For prenatal care and children, specific activities can make a difference,15 but many routine visits can be rethought. For adults, there are a few effective clinical preventive activities, and some of those can be performed at longer intervals. Can we rethink our prevention strategies to provide more value for those who can benefit the most?
Practice scenario resolution
On further discussion, the Colgrove practice members realize that practice will never be the same again. But they can rethink what they do to provide high-quality care for their patients, including having a greater awareness of mental health concerns. They will focus on being available for more responsive acute care and how this builds their relationships with patients. They will strive to adopt e-consultation for many non–family physician specialist referrals and much continuing care, and with that assistance, plan to undertake more in-depth investigation and management in the practice. In preventive care, they will stop performing annual physical examinations. Instead they will allocate a staff member to better implement immunization for both children and adults. That person will also identify patients who omit high-value screening, so the practice can better engage them in a discussion about such decisions.
Notes
Key points
▸ The coronavirus disease 2019 (COVID-19) pandemic has disrupted health care and physicians must adapt to new ways of practice, such as virtual care and electronic communication.

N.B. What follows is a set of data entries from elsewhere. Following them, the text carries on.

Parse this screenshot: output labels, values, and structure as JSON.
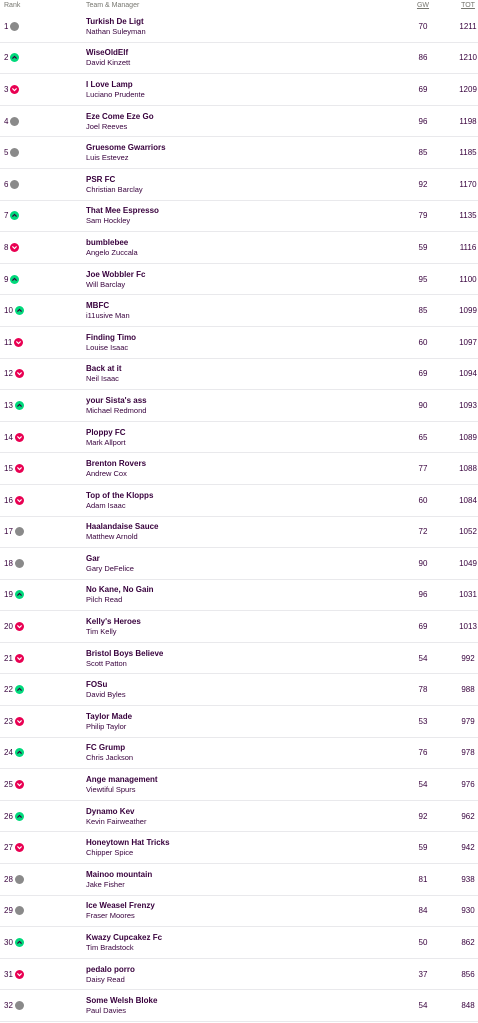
{
  "header": {
    "rank": "Rank",
    "team_manager": "Team & Manager",
    "gw": "GW",
    "tot": "TOT"
  },
  "colors": {
    "up": "#00d97b",
    "down": "#e90052",
    "same": "#8a8a8a",
    "text": "#37003c"
  },
  "rows": [
    {
      "rank": "1",
      "movement": "same",
      "team": "Turkish De Ligt",
      "manager": "Nathan Suleyman",
      "gw": "70",
      "tot": "1211"
    },
    {
      "rank": "2",
      "movement": "up",
      "team": "WiseOldElf",
      "manager": "David Kinzett",
      "gw": "86",
      "tot": "1210"
    },
    {
      "rank": "3",
      "movement": "down",
      "team": "I Love Lamp",
      "manager": "Luciano Prudente",
      "gw": "69",
      "tot": "1209"
    },
    {
      "rank": "4",
      "movement": "same",
      "team": "Eze Come Eze Go",
      "manager": "Joel Reeves",
      "gw": "96",
      "tot": "1198"
    },
    {
      "rank": "5",
      "movement": "same",
      "team": "Gruesome Gwarriors",
      "manager": "Luis Estevez",
      "gw": "85",
      "tot": "1185"
    },
    {
      "rank": "6",
      "movement": "same",
      "team": "PSR FC",
      "manager": "Christian Barclay",
      "gw": "92",
      "tot": "1170"
    },
    {
      "rank": "7",
      "movement": "up",
      "team": "That Mee Espresso",
      "manager": "Sam Hockley",
      "gw": "79",
      "tot": "1135"
    },
    {
      "rank": "8",
      "movement": "down",
      "team": "bumblebee",
      "manager": "Angelo Zuccala",
      "gw": "59",
      "tot": "1116"
    },
    {
      "rank": "9",
      "movement": "up",
      "team": "Joe Wobbler Fc",
      "manager": "Will Barclay",
      "gw": "95",
      "tot": "1100"
    },
    {
      "rank": "10",
      "movement": "up",
      "team": "MBFC",
      "manager": "i11usive Man",
      "gw": "85",
      "tot": "1099"
    },
    {
      "rank": "11",
      "movement": "down",
      "team": "Finding Timo",
      "manager": "Louise Isaac",
      "gw": "60",
      "tot": "1097"
    },
    {
      "rank": "12",
      "movement": "down",
      "team": "Back at it",
      "manager": "Neil Isaac",
      "gw": "69",
      "tot": "1094"
    },
    {
      "rank": "13",
      "movement": "up",
      "team": "your Sista's ass",
      "manager": "Michael Redmond",
      "gw": "90",
      "tot": "1093"
    },
    {
      "rank": "14",
      "movement": "down",
      "team": "Ploppy FC",
      "manager": "Mark Allport",
      "gw": "65",
      "tot": "1089"
    },
    {
      "rank": "15",
      "movement": "down",
      "team": "Brenton Rovers",
      "manager": "Andrew Cox",
      "gw": "77",
      "tot": "1088"
    },
    {
      "rank": "16",
      "movement": "down",
      "team": "Top of the Klopps",
      "manager": "Adam Isaac",
      "gw": "60",
      "tot": "1084"
    },
    {
      "rank": "17",
      "movement": "same",
      "team": "Haalandaise Sauce",
      "manager": "Matthew Arnold",
      "gw": "72",
      "tot": "1052"
    },
    {
      "rank": "18",
      "movement": "same",
      "team": "Gar",
      "manager": "Gary DeFelice",
      "gw": "90",
      "tot": "1049"
    },
    {
      "rank": "19",
      "movement": "up",
      "team": "No Kane, No Gain",
      "manager": "Pilch Read",
      "gw": "96",
      "tot": "1031"
    },
    {
      "rank": "20",
      "movement": "down",
      "team": "Kelly's Heroes",
      "manager": "Tim Kelly",
      "gw": "69",
      "tot": "1013"
    },
    {
      "rank": "21",
      "movement": "down",
      "team": "Bristol Boys Believe",
      "manager": "Scott Patton",
      "gw": "54",
      "tot": "992"
    },
    {
      "rank": "22",
      "movement": "up",
      "team": "FOSu",
      "manager": "David Byles",
      "gw": "78",
      "tot": "988"
    },
    {
      "rank": "23",
      "movement": "down",
      "team": "Taylor Made",
      "manager": "Philip Taylor",
      "gw": "53",
      "tot": "979"
    },
    {
      "rank": "24",
      "movement": "up",
      "team": "FC Grump",
      "manager": "Chris Jackson",
      "gw": "76",
      "tot": "978"
    },
    {
      "rank": "25",
      "movement": "down",
      "team": "Ange management",
      "manager": "Viewtiful Spurs",
      "gw": "54",
      "tot": "976"
    },
    {
      "rank": "26",
      "movement": "up",
      "team": "Dynamo Kev",
      "manager": "Kevin Fairweather",
      "gw": "92",
      "tot": "962"
    },
    {
      "rank": "27",
      "movement": "down",
      "team": "Honeytown Hat Tricks",
      "manager": "Chipper Spice",
      "gw": "59",
      "tot": "942"
    },
    {
      "rank": "28",
      "movement": "same",
      "team": "Mainoo mountain",
      "manager": "Jake Fisher",
      "gw": "81",
      "tot": "938"
    },
    {
      "rank": "29",
      "movement": "same",
      "team": "Ice Weasel Frenzy",
      "manager": "Fraser Moores",
      "gw": "84",
      "tot": "930"
    },
    {
      "rank": "30",
      "movement": "up",
      "team": "Kwazy Cupcakez Fc",
      "manager": "Tim Bradstock",
      "gw": "50",
      "tot": "862"
    },
    {
      "rank": "31",
      "movement": "down",
      "team": "pedalo porro",
      "manager": "Daisy Read",
      "gw": "37",
      "tot": "856"
    },
    {
      "rank": "32",
      "movement": "same",
      "team": "Some Welsh Bloke",
      "manager": "Paul Davies",
      "gw": "54",
      "tot": "848"
    }
  ]
}
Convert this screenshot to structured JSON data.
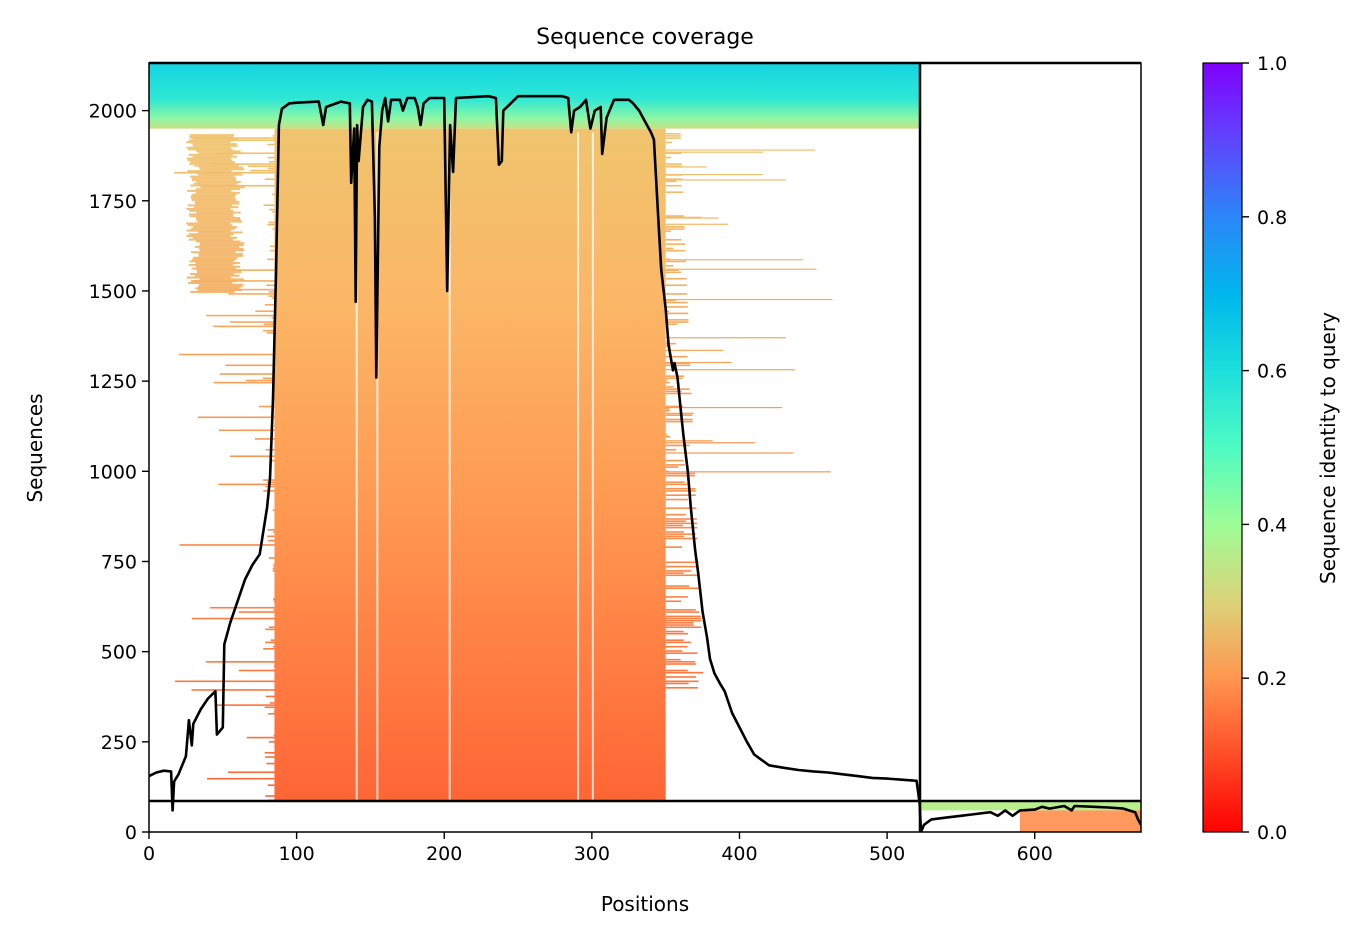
{
  "chart_data": {
    "type": "heatmap",
    "title": "Sequence coverage",
    "xlabel": "Positions",
    "ylabel": "Sequences",
    "xlim": [
      0,
      672
    ],
    "ylim": [
      0,
      2132
    ],
    "x_ticks": [
      0,
      100,
      200,
      300,
      400,
      500,
      600
    ],
    "y_ticks": [
      0,
      250,
      500,
      750,
      1000,
      1250,
      1500,
      1750,
      2000
    ],
    "colorbar": {
      "label": "Sequence identity to query",
      "range": [
        0,
        1
      ],
      "ticks": [
        "0.0",
        "0.2",
        "0.4",
        "0.6",
        "0.8",
        "1.0"
      ],
      "colormap": "rainbow_r",
      "stops": [
        {
          "v": 0.0,
          "color": "#ff0000"
        },
        {
          "v": 0.1,
          "color": "#ff4d27"
        },
        {
          "v": 0.2,
          "color": "#ff964f"
        },
        {
          "v": 0.3,
          "color": "#dbd379"
        },
        {
          "v": 0.4,
          "color": "#9efd96"
        },
        {
          "v": 0.5,
          "color": "#4efbc3"
        },
        {
          "v": 0.6,
          "color": "#1ddfdc"
        },
        {
          "v": 0.7,
          "color": "#00b6ed"
        },
        {
          "v": 0.8,
          "color": "#2b86f7"
        },
        {
          "v": 0.9,
          "color": "#5f45fd"
        },
        {
          "v": 1.0,
          "color": "#8000ff"
        }
      ]
    },
    "separators": {
      "query_row": 83,
      "chain_break_position": 523
    },
    "coverage_line": {
      "color": "#000000",
      "points": [
        [
          0,
          155
        ],
        [
          5,
          165
        ],
        [
          10,
          170
        ],
        [
          15,
          168
        ],
        [
          16,
          60
        ],
        [
          17,
          140
        ],
        [
          20,
          160
        ],
        [
          25,
          210
        ],
        [
          27,
          310
        ],
        [
          29,
          240
        ],
        [
          30,
          300
        ],
        [
          35,
          340
        ],
        [
          40,
          370
        ],
        [
          45,
          390
        ],
        [
          46,
          270
        ],
        [
          50,
          290
        ],
        [
          51,
          520
        ],
        [
          55,
          580
        ],
        [
          60,
          640
        ],
        [
          65,
          700
        ],
        [
          70,
          740
        ],
        [
          75,
          770
        ],
        [
          80,
          900
        ],
        [
          82,
          980
        ],
        [
          84,
          1200
        ],
        [
          86,
          1550
        ],
        [
          88,
          1960
        ],
        [
          90,
          2005
        ],
        [
          95,
          2020
        ],
        [
          100,
          2022
        ],
        [
          115,
          2025
        ],
        [
          118,
          1960
        ],
        [
          120,
          2010
        ],
        [
          130,
          2025
        ],
        [
          136,
          2020
        ],
        [
          137,
          1800
        ],
        [
          139,
          1950
        ],
        [
          140,
          1470
        ],
        [
          141,
          1960
        ],
        [
          142,
          1860
        ],
        [
          145,
          2010
        ],
        [
          148,
          2030
        ],
        [
          151,
          2025
        ],
        [
          153,
          1700
        ],
        [
          154,
          1260
        ],
        [
          156,
          1900
        ],
        [
          158,
          2000
        ],
        [
          160,
          2035
        ],
        [
          162,
          1970
        ],
        [
          164,
          2030
        ],
        [
          170,
          2030
        ],
        [
          172,
          2000
        ],
        [
          175,
          2035
        ],
        [
          180,
          2035
        ],
        [
          182,
          2010
        ],
        [
          184,
          1960
        ],
        [
          186,
          2020
        ],
        [
          190,
          2035
        ],
        [
          200,
          2035
        ],
        [
          202,
          1500
        ],
        [
          204,
          1960
        ],
        [
          206,
          1830
        ],
        [
          208,
          2035
        ],
        [
          230,
          2040
        ],
        [
          235,
          2035
        ],
        [
          237,
          1850
        ],
        [
          239,
          1860
        ],
        [
          240,
          2000
        ],
        [
          245,
          2020
        ],
        [
          250,
          2040
        ],
        [
          260,
          2040
        ],
        [
          280,
          2040
        ],
        [
          284,
          2035
        ],
        [
          286,
          1940
        ],
        [
          288,
          2000
        ],
        [
          292,
          2010
        ],
        [
          296,
          2030
        ],
        [
          299,
          1950
        ],
        [
          302,
          2000
        ],
        [
          306,
          2010
        ],
        [
          307,
          1880
        ],
        [
          310,
          1980
        ],
        [
          315,
          2030
        ],
        [
          325,
          2030
        ],
        [
          328,
          2020
        ],
        [
          330,
          2010
        ],
        [
          332,
          2000
        ],
        [
          340,
          1940
        ],
        [
          342,
          1920
        ],
        [
          345,
          1700
        ],
        [
          347,
          1560
        ],
        [
          350,
          1450
        ],
        [
          352,
          1350
        ],
        [
          355,
          1280
        ],
        [
          356,
          1300
        ],
        [
          358,
          1260
        ],
        [
          360,
          1180
        ],
        [
          362,
          1100
        ],
        [
          365,
          1000
        ],
        [
          367,
          900
        ],
        [
          370,
          780
        ],
        [
          372,
          720
        ],
        [
          375,
          610
        ],
        [
          378,
          540
        ],
        [
          380,
          480
        ],
        [
          383,
          440
        ],
        [
          387,
          410
        ],
        [
          390,
          390
        ],
        [
          395,
          330
        ],
        [
          400,
          290
        ],
        [
          405,
          250
        ],
        [
          410,
          215
        ],
        [
          415,
          200
        ],
        [
          420,
          185
        ],
        [
          430,
          178
        ],
        [
          440,
          172
        ],
        [
          450,
          168
        ],
        [
          460,
          165
        ],
        [
          470,
          160
        ],
        [
          480,
          155
        ],
        [
          490,
          150
        ],
        [
          500,
          148
        ],
        [
          510,
          145
        ],
        [
          520,
          142
        ],
        [
          522,
          80
        ],
        [
          523,
          0
        ],
        [
          525,
          20
        ],
        [
          530,
          35
        ],
        [
          540,
          40
        ],
        [
          550,
          45
        ],
        [
          560,
          50
        ],
        [
          570,
          55
        ],
        [
          575,
          45
        ],
        [
          580,
          60
        ],
        [
          585,
          45
        ],
        [
          590,
          60
        ],
        [
          600,
          62
        ],
        [
          605,
          70
        ],
        [
          610,
          65
        ],
        [
          620,
          72
        ],
        [
          625,
          60
        ],
        [
          627,
          72
        ],
        [
          640,
          70
        ],
        [
          650,
          68
        ],
        [
          660,
          65
        ],
        [
          668,
          55
        ],
        [
          670,
          35
        ],
        [
          672,
          20
        ]
      ]
    },
    "coverage_matrix_blocks": [
      {
        "x_range": [
          0,
          523
        ],
        "y_range": [
          2000,
          2132
        ],
        "identity": 0.62,
        "note_free": true
      },
      {
        "x_range": [
          0,
          523
        ],
        "y_range": [
          1950,
          2000
        ],
        "identity": 0.5
      },
      {
        "x_range": [
          85,
          350
        ],
        "y_range": [
          83,
          1950
        ],
        "identity_top": 0.3,
        "identity_bottom": 0.13
      },
      {
        "x_range": [
          523,
          672
        ],
        "y_range": [
          60,
          83
        ],
        "identity": 0.4
      },
      {
        "x_range": [
          590,
          672
        ],
        "y_range": [
          0,
          60
        ],
        "identity": 0.18
      }
    ]
  }
}
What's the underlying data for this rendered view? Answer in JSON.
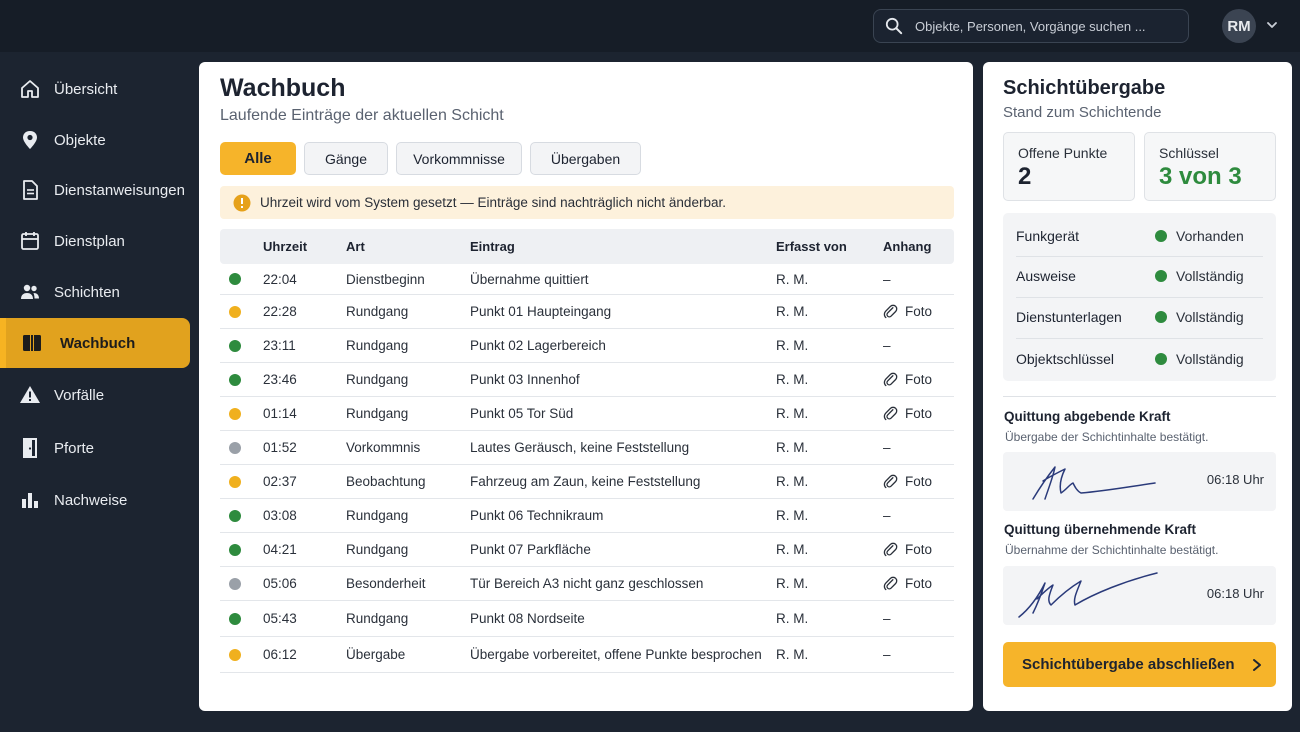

▸ The pandemic has affected preventive activities—some provincial cancer screening programs have been suspended and in-person visits have been much reduced. Physicians must adjust their screening activities accordingly. Prolongation of screening intervals will not increase risk for most patients.
▸ During this time, screening for cancer and cardiovascular disease needs rethinking to focus on actions that have strong recommendations.
▸ Childhood immunization must continue because of the risks of resurgent infectious disease; chronic infection screening is also important.
▸ Focused periodic preventive assessment at appropriate intervals for each activity is better than routine formal “physical examinations.”
Footnotes
Competing interests
All authors have completed the International Committee of Medical Journal Editors’ Unified Competing Interest form (available on request from the corresponding author). Dr Singh reports grants from Merck Canada, personal fees from Pendopharm, and personal fees from Ferring Canada, outside the submitted work. The other authors declare that they have no competing interests.